Varying thermal structure controls the dynamics of CO2 emissions from a subtropical reservoir, south China.

ABSTRACT

Thermal stratification and mixing are important to the physicochemical composition of reservoirs and lakes and impact their water quality and biogeochemical cycles. However, it remains unclear how thermal stratification and mixing process control the exchange of CO2 between surface water and the Earth's atmosphere. To address this issue, we examine the temporal characteristics of some physicochemical parameters, partial pressure of CO2 (pCO2), the δ13CDIC, and CO2 emission from a typical karst groundwater-fed reservoir (Dalongdong reservoir).
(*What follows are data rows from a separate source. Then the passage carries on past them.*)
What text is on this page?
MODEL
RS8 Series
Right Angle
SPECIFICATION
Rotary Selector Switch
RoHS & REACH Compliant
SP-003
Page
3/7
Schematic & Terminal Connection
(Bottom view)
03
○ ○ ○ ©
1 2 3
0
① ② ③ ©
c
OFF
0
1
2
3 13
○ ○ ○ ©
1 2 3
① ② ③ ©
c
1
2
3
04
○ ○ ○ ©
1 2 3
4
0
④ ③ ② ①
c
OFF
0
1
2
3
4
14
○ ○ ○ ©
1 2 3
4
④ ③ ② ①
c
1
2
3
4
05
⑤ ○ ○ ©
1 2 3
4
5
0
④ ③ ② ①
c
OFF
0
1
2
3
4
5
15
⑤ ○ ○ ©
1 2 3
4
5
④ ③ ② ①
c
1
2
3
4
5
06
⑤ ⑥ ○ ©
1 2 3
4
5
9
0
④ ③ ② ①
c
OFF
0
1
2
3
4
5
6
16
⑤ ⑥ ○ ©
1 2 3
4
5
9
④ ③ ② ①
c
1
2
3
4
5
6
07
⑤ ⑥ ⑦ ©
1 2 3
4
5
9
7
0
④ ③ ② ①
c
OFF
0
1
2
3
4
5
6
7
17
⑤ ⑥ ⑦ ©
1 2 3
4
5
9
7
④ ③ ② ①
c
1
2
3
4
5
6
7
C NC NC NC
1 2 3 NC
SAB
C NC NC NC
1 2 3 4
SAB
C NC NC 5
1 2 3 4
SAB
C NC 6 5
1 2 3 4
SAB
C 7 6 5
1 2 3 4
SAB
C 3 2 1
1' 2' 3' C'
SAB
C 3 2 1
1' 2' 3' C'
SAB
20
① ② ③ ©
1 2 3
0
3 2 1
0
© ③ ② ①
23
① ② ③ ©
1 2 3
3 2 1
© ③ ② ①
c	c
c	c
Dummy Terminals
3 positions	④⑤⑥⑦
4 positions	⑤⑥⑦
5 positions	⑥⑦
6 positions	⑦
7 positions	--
During the 23 month study (2016-2018) thermal stratification limited CO2 emission, in part from photosynthetic uptake of CO2, from early April to late October, while mixing processes stimulated CO2 emission of CO2 generated from organic matter remineralization in bottom water from October to April. The Dalongdong reservoir is an atmospheric source of CO2 for most of the study period; however, during periods of stratification, approximately 0.37 ± 0.44 Gg CO2 (1 Gg = 109g) dissolved into the water from the atmosphere, while approximately 6.24 ± 3.73 Gg CO2 was lost to the atmosphere during periods lacking stratification. Limited emissions during stratified period may thus represent a negative feedback to CO2 contributions to global warming, which has increased lengths of stratified periods. These study results are important to optimize sampling monitoring strategies to reduce errors of regional CO2 emission estimation.